Om die reden gaat de Kwaliteitsraad van het Zorginstituut verkennen of doorzettingsmacht
ingezet moet worden om opname van het Kwaliteitskader in het Register mogelijk te
maken. Hiertoe gaat de Kwaliteitsraad een probleemanalyse uitvoeren. Onderdeel van
deze analyse is onder andere het onderzoeken of er draagvlak is om het Kwaliteitskader
alsnog gezamenlijk aan te bieden aan het Register. Als het Zorginstituut op basis
van de probleemanalyse besluit zijn doorzettingsmacht in te zetten, dan krijgt de
Kwaliteitsraad de regie over het Kwaliteitskader.

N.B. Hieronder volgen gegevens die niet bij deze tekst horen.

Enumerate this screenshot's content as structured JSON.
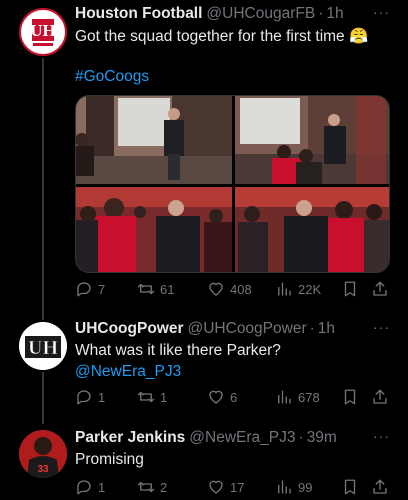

De Kwaliteitsraad zorgt er dan voor dat het Kwaliteitskader wordt aangeboden aan het Register.
De beroepsgroepen (KNGF, SKF en VvOCM), de Patiëntenfederatie en ZN worden bij dit
proces betrokken.
Het Zorginstituut en de Kwaliteitsraad streven ernaar dat het Kwaliteitskader eind
2024 is aangeboden aan het Register.
Ik ondersteun het belang van het Kwaliteitskader omdat het hiermee voor fysio- en
oefentherapeuten, patiënten en zorgverzekeraars duidelijker wordt welke kwaliteit
mag worden verwacht van fysio- en oefentherapeutische zorg. Ik hecht er waarde aan
dat de fysio- en oefentherapeuten dit kader omarmen. Daarom vind ik het een goede
ontwikkeling dat de Kwaliteitsraad als onderdeel van de probleemanalyse het draagvlak
voor het alsnog gezamenlijk indienen van het Kwaliteitskader gaat verkennen. Daarnaast
vind ik het belangrijk dat bij de probleemanalyse naast het draagvlak, ook rekening
gehouden wordt met de implementatie en uitvoering van het Kwaliteitskader na opname
in het Register.
Andere ontwikkelingen fysio- en oefentherapie
Naast het PAFOZ-traject zijn er ook andere ontwikkelingen in de fysio- en oefentherapeutische
sector waarvoor ik mij actief inzet, welke ik graag nogmaals onder de aandacht breng.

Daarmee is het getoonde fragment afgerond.